What disturbs me is that some cases get national and international notariety, while the thousands of other victims of crime go unnoticed, because their story, if it makes the news at all, is found on page 21 in a single paragraph. In what theory is one victim more important than another?


resspenser profile image

resspenser 4 years ago from South Carolina Author

trish1048,

Thank you for the comments. It is a national crises, probably global.

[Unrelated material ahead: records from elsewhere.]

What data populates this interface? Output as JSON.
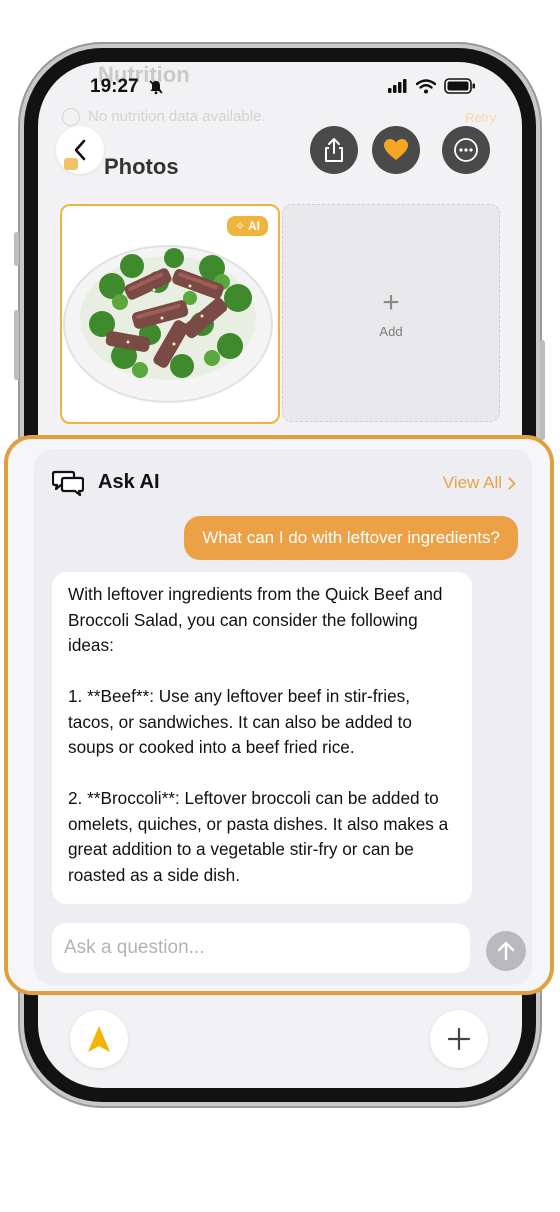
{
  "status_bar": {
    "time": "19:27"
  },
  "background_header": {
    "title": "Nutrition",
    "subtitle": "No nutrition data available.",
    "retry": "Retry"
  },
  "photos": {
    "title": "Photos",
    "ai_badge": "AI",
    "add_label": "Add"
  },
  "ask_ai": {
    "title": "Ask AI",
    "view_all": "View All",
    "user_question": "What can I do with leftover ingredients?",
    "answer": {
      "intro": "With leftover ingredients from the Quick Beef and Broccoli Salad, you can consider the following ideas:",
      "point1": "1. **Beef**: Use any leftover beef in stir-fries, tacos, or sandwiches. It can also be added to soups or cooked into a beef fried rice.",
      "point2": "2. **Broccoli**: Leftover broccoli can be added to omelets, quiches, or pasta dishes. It also makes a great addition to a vegetable stir-fry or can be roasted as a side dish."
    },
    "input_placeholder": "Ask a question..."
  },
  "colors": {
    "accent": "#E0A040",
    "bubble": "#ECA147",
    "dark_button": "#4A4A4A"
  }
}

Alastar Packer profile image

Alastar Packer 4 years ago from North Carolina

You've captured the mind-set of many back then only too well Ronnie. Well, even up until this very day. Your truly a special kind of writer that puts us right there. And what an ending. Once had to enter a house in York with children living there and literally the only thing inside was a wood-burning stove and piles of moldy clothes. Just plain out pitiful.


resspenser profile image

resspenser 4 years ago from South Carolina Author

Thanks for reading and for the compliment, Alastar. There are houses like that everywhere, unfortunately. A person can be poor, but still respect what little they have and keep it clean. Some of the neatest dwellings I ever entered were spotless, others.....


resspenser profile image

resspenser 4 years ago from South Carolina Author

I meant to say "some of the poorest dwellings were spotless" oops!


htodd profile image

htodd 4 years ago from United States

That's nice story


resspenser profile image

resspenser 4 years ago from South Carolina Author

htodd, Thank you for your comment and for reading my story. I appreciate it!